Gravure de feux follets
Gravure de feux follets

Les feux follets (Will-o'-the-wisps en anglais ou Ignis fatuus en latin) sont décrits au 19ème siècle par le groupe académique de Crusca (Italie) comme un type de météore brillant qui a l'apparence, bien que non la substance du feu, et qui se voit principalement par des nuits obscures le plus souvent autour de cimetières "Weird Light Is Seen", Mirror de Oxford Junction (Iowa), 17 mai 1906, marécages ou endroits humides et gras, d'où se diffuse le gaz de phosphide d'hydrogène, qui monte spontanément au contact de l'air, et parfois bouge, selon que le vent le tire ou le pousse, et parfois following the person flees, from the current of air moved fleeting.

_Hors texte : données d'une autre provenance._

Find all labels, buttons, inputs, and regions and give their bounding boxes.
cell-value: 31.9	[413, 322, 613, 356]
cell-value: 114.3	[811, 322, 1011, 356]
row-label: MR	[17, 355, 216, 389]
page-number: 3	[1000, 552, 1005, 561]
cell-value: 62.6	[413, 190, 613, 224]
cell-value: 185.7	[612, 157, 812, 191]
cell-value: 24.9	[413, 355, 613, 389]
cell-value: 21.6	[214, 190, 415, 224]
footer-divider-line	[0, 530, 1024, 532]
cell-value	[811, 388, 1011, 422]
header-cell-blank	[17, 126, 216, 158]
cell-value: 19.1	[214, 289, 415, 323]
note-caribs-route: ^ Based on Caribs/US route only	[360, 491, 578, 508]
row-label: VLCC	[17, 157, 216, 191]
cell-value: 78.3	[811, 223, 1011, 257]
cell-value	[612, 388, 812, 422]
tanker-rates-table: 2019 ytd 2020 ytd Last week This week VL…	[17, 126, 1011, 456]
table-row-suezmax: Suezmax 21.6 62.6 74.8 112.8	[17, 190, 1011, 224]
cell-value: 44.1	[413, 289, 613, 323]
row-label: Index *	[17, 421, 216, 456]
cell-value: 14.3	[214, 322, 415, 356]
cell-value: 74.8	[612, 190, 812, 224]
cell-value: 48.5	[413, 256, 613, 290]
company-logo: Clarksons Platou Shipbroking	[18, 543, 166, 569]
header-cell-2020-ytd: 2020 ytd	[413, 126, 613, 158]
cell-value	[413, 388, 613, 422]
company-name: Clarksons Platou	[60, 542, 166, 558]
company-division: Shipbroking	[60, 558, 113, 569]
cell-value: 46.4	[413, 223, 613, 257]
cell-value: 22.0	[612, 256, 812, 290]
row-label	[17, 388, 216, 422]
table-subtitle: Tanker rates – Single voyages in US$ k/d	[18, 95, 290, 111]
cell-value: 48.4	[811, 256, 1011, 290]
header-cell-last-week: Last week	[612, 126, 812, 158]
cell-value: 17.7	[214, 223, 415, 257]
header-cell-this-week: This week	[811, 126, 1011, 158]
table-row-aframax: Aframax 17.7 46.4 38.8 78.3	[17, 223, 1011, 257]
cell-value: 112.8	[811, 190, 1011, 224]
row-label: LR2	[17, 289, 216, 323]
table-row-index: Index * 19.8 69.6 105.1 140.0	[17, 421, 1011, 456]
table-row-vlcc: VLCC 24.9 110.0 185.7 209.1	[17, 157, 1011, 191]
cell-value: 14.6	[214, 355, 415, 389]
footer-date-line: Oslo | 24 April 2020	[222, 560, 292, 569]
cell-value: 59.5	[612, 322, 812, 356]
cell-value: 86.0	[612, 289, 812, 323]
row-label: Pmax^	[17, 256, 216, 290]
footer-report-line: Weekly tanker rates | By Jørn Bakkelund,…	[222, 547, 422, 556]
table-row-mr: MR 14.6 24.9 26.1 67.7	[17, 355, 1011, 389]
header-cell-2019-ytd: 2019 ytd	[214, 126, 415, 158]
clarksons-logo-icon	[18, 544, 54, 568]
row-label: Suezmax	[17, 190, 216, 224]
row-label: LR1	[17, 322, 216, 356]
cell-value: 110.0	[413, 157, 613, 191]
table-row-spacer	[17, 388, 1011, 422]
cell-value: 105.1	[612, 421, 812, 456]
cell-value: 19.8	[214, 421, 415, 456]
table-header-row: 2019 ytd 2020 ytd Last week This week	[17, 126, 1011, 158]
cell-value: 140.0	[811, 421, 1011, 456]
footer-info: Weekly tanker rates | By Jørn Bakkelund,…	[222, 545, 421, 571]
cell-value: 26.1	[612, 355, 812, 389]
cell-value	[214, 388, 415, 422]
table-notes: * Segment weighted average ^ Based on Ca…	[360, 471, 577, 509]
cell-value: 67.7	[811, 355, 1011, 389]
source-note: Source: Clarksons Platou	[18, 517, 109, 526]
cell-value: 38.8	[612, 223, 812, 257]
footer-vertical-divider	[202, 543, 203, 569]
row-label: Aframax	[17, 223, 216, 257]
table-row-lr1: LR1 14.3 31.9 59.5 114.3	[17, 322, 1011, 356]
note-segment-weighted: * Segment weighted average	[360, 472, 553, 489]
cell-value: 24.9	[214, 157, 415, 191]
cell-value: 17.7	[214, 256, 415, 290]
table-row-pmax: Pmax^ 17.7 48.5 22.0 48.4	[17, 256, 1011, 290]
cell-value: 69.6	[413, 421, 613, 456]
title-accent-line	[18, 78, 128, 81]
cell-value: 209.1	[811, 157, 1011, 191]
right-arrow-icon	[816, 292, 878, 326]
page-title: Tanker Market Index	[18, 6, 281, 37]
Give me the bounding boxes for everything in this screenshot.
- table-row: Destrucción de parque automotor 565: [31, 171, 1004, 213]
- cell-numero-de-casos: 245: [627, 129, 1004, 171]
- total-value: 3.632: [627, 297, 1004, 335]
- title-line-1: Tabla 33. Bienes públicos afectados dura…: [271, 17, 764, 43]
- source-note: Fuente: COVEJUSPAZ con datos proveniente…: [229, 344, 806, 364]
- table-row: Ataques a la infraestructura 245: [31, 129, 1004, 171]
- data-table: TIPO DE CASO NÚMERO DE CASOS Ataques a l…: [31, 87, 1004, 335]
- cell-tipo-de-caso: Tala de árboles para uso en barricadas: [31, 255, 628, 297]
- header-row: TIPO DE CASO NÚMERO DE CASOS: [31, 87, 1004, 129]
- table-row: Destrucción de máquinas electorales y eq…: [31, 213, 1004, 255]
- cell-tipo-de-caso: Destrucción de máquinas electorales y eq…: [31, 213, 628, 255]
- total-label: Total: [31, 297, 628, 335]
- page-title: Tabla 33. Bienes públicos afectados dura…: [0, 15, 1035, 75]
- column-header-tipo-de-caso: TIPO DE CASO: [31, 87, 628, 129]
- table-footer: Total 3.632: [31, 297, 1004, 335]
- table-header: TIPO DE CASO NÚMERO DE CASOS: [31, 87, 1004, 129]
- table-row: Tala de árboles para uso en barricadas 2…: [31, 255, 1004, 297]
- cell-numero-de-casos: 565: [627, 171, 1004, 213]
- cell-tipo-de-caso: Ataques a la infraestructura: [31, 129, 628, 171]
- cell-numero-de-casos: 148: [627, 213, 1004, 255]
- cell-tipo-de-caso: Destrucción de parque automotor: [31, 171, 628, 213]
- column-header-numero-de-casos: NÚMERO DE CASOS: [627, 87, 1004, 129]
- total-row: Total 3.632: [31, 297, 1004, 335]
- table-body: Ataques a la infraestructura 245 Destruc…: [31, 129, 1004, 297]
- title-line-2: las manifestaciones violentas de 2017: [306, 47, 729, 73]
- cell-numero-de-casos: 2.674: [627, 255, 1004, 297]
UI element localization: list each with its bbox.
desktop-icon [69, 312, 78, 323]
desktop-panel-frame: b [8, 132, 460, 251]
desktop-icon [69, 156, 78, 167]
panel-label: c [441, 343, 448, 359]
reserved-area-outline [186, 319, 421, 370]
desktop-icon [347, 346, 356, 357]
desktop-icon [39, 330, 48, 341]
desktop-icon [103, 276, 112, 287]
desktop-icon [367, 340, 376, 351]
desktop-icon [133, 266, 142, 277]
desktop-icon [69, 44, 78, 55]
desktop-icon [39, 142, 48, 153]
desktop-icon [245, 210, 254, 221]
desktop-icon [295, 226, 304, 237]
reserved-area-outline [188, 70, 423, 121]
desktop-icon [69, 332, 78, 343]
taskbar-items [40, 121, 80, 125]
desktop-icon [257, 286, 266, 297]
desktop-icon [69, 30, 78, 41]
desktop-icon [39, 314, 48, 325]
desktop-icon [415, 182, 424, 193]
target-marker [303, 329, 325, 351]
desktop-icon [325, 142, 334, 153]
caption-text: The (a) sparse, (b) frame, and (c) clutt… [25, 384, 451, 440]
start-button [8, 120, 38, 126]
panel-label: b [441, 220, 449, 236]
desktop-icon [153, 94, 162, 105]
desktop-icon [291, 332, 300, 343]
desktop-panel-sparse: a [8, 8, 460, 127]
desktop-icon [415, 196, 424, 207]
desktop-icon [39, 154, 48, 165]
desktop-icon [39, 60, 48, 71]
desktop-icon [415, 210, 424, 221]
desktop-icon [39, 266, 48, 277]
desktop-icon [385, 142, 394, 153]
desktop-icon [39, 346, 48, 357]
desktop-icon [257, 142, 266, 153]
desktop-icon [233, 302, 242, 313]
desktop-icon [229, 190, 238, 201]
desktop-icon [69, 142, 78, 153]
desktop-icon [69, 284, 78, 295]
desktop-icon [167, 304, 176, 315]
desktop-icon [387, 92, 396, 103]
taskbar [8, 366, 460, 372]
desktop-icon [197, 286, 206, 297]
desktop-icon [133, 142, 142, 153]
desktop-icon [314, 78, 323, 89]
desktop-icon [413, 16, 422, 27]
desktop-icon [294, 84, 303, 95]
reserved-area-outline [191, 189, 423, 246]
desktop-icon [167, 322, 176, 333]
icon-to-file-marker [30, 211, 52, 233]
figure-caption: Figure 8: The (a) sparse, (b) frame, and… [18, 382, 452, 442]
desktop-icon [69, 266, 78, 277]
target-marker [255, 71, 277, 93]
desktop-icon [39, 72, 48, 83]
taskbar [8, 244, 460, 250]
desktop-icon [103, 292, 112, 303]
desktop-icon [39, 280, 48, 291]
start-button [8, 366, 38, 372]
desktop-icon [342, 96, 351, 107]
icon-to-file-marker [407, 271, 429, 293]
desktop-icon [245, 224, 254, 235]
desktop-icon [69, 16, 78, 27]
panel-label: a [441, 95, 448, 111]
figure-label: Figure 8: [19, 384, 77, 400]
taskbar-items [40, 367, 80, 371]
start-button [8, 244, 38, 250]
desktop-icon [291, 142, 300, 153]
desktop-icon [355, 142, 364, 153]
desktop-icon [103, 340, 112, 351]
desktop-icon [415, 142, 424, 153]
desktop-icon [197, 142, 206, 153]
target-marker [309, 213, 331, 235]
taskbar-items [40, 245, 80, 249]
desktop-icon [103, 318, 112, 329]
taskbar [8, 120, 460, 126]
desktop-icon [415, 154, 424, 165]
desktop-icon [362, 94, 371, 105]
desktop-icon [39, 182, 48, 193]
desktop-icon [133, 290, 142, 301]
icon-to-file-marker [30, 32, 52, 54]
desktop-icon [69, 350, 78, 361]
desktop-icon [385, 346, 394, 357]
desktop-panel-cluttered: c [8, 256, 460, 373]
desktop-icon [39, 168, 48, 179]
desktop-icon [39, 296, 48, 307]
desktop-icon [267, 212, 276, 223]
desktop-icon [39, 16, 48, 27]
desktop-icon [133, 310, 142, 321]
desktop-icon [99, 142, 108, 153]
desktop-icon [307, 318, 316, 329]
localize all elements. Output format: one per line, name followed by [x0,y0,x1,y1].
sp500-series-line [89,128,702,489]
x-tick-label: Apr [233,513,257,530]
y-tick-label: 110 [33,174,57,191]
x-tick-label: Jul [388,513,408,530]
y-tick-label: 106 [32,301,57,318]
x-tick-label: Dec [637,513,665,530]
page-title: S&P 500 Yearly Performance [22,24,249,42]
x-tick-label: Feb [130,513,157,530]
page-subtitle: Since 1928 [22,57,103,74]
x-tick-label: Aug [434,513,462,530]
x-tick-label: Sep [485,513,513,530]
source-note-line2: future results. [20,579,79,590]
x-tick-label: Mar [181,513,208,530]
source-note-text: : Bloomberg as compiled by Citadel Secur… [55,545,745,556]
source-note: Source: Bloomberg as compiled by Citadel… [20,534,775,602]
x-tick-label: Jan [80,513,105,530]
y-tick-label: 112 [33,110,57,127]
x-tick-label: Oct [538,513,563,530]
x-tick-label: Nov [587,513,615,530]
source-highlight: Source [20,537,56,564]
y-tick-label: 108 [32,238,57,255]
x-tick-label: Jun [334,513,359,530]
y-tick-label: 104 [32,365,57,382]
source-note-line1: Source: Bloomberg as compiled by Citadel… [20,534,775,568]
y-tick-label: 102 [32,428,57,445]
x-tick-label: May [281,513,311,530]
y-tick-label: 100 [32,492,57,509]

Des phénomènes naturels, qui en d'autres temps ont été la cause de peurs et superstitions, comme aujourd'hui le sont les effets trastullo à la physique nel gabinetto Guglielmotti Alberto, "Vocabolario Marino e Militare" (Casa Editrice Voghera, Roma, 1889 (ed. anastatic reprint, Mursia, Milano, 1987) < Conti, Nico: "Re: 1615, October 26th : Paris - A sceptical point of view", Magonia Exchange, 15 novembre 2007.

Il s'agirait donc de lumières provoquées par la combustion des gaz issus de réactions chimiques des matières organiques/végétaux en décomposition, typiquement dans des terrains marécageux.

Avant de s'intéresser aux ovnis, J. Allen Hynek fut conspué et décrédibilisé pour avoir tenté d'expliquer coûte que coûte une observation par des "gaz des marais" (swamp gas).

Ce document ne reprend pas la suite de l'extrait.